Título: Sadr, líder xiita, ocupa papel-chave para a paz
Autor: IRAQUE, Basra,
Fonte: O Estado de São Paulo, 26/03/2008, Internacional, p. A18

Violência em Basra é teste para clérigo, que lidera maior milícia do Iraque

Mariana Della Barba, com Reuters, Bagdá

O clérigo xiita radical Muqtada al-Sadr é um líder improvável. Primeiro porque é extremamente jovem - 35 anos - para uma sociedade na qual idade e experiência são essenciais para uma autoridade religiosa.

A rigor, Sadr é um líder religioso sem autoridade religiosa - no ¿ranking¿ da religião islâmica xiita, ele seria o equivalente a um mestrando, enquanto um aiatolá seria alguém com pós-doutorado. Ele é respeitado por ser filho do grão-aiatolá Mohammed Sdeq al-Sadr, assassinado em 1999 por desafiar o então ditador Saddam Hussein.

O jovem clérigo também contrariou a tradição ao se tornar líder em pouquíssimo tempo: de figura praticamente desconhecida antes da invasão dos EUA, há cinco anos, em poucos meses passou a ser um dos iraquianos mais famosos no país.

Sadr chamou a atenção do governo do Iraque e dos EUA pela primeira vez em março de 2003. Dias após os soldados americanos terem entrado em Bagdá, Cidade Sadr - o maior reduto xiita da capital - amanheceu coberta de retratos do clérigo. Mas na época, sua importância foi desprezada. Em junho do mesmo ano, Sadr criou a milícia Exército de Mehdi e passou a atrair mais atenção. Em 2004, seus homens travaram intensas batalhas com as forças de coalizão em Faluja e Najaf. A partir de então, Sadr não podia mais ser ignorado e foi convidado a participar do governo.

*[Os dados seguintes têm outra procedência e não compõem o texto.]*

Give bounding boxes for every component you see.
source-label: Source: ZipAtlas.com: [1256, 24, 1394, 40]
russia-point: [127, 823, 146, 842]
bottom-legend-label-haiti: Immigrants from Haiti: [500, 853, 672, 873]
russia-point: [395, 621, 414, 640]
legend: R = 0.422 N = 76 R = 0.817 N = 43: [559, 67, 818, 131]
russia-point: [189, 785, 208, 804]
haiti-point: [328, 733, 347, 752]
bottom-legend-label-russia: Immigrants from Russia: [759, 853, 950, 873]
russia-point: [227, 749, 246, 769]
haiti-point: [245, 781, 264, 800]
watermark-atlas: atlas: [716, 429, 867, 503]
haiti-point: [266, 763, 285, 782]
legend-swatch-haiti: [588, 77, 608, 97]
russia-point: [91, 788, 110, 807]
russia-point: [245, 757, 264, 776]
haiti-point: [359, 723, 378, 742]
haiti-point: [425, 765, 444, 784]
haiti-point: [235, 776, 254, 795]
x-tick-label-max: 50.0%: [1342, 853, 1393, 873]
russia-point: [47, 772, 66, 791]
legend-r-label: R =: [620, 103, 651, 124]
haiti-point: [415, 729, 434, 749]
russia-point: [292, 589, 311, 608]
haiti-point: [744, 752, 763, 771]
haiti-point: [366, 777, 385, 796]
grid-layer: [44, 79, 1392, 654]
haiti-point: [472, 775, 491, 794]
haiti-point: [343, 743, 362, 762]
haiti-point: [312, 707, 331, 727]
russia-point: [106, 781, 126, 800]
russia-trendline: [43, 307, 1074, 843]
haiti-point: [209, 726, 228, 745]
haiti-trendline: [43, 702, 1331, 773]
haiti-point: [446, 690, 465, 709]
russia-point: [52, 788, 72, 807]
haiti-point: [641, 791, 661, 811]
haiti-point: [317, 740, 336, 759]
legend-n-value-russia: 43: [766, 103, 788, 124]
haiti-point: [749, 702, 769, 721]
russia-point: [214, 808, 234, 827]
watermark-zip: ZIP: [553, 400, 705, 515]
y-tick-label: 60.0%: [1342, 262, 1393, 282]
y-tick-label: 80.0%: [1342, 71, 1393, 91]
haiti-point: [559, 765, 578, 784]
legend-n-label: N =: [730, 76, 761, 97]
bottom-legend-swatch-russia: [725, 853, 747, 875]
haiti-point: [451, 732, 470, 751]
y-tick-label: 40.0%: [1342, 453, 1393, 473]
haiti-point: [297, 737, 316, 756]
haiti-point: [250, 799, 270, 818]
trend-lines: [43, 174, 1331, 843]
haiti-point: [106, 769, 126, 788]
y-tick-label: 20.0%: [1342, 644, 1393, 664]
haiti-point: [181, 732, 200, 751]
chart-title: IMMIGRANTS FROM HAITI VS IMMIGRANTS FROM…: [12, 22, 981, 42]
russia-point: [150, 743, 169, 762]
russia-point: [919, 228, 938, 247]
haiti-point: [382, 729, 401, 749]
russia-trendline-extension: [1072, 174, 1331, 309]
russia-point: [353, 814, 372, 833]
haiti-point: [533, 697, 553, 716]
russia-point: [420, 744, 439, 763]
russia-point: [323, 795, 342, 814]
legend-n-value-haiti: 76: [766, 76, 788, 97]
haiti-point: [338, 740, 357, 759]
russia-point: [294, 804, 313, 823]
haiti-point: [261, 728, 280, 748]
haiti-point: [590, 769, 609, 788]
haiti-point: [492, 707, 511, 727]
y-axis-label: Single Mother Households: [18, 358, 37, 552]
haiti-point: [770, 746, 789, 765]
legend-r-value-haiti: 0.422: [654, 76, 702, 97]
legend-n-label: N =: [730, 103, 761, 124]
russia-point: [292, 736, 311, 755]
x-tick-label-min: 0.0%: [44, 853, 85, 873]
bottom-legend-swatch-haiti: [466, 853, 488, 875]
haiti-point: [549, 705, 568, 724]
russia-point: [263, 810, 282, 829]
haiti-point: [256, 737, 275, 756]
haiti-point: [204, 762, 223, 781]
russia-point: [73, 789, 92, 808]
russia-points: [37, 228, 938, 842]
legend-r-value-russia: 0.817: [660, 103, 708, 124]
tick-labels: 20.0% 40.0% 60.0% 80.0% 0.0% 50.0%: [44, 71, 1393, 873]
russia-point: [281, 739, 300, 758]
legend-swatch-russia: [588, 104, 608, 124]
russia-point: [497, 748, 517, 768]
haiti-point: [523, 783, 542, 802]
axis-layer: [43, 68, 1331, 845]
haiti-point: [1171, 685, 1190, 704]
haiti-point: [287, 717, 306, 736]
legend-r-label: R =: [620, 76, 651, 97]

Sua base aliada foi fundamental para eleger o atual primeiro-ministro, o xiita Nuri al-Maliki. Atualmente, seu grupo político controla seis ministérios e ocupa 30 cadeiras no Parlamento.

Sadr, porém, foi acusado de criar esquadrões da morte para promover uma ¿limpeza étnica¿ contra os sunitas. Os EUA então qualificaram o Mehdi como a mais grave ameaça à estabilização do Iraque. Sadr refugiou-se no Irã e voltou ao Iraque somente em maio de 2007. Foi então que o já confuso cenário político do Iraque ficou ainda mais embaralhado: o religioso proibiu sua milícia de atacar as tropas do governo, pediu a união dos xiitas, sunitas e curdos e discursou não mais como um dirigente xiita, e sim como líder nacional.

Três meses depois, ordenou que seus rebeldes aceitassem um cessar-fogo, que, em teoria, ainda está em vigor. A medida transformou Sadr em um enigma para Washington e Bagdá, que não sabem se devem tratá-lo como inimigo ou aliado.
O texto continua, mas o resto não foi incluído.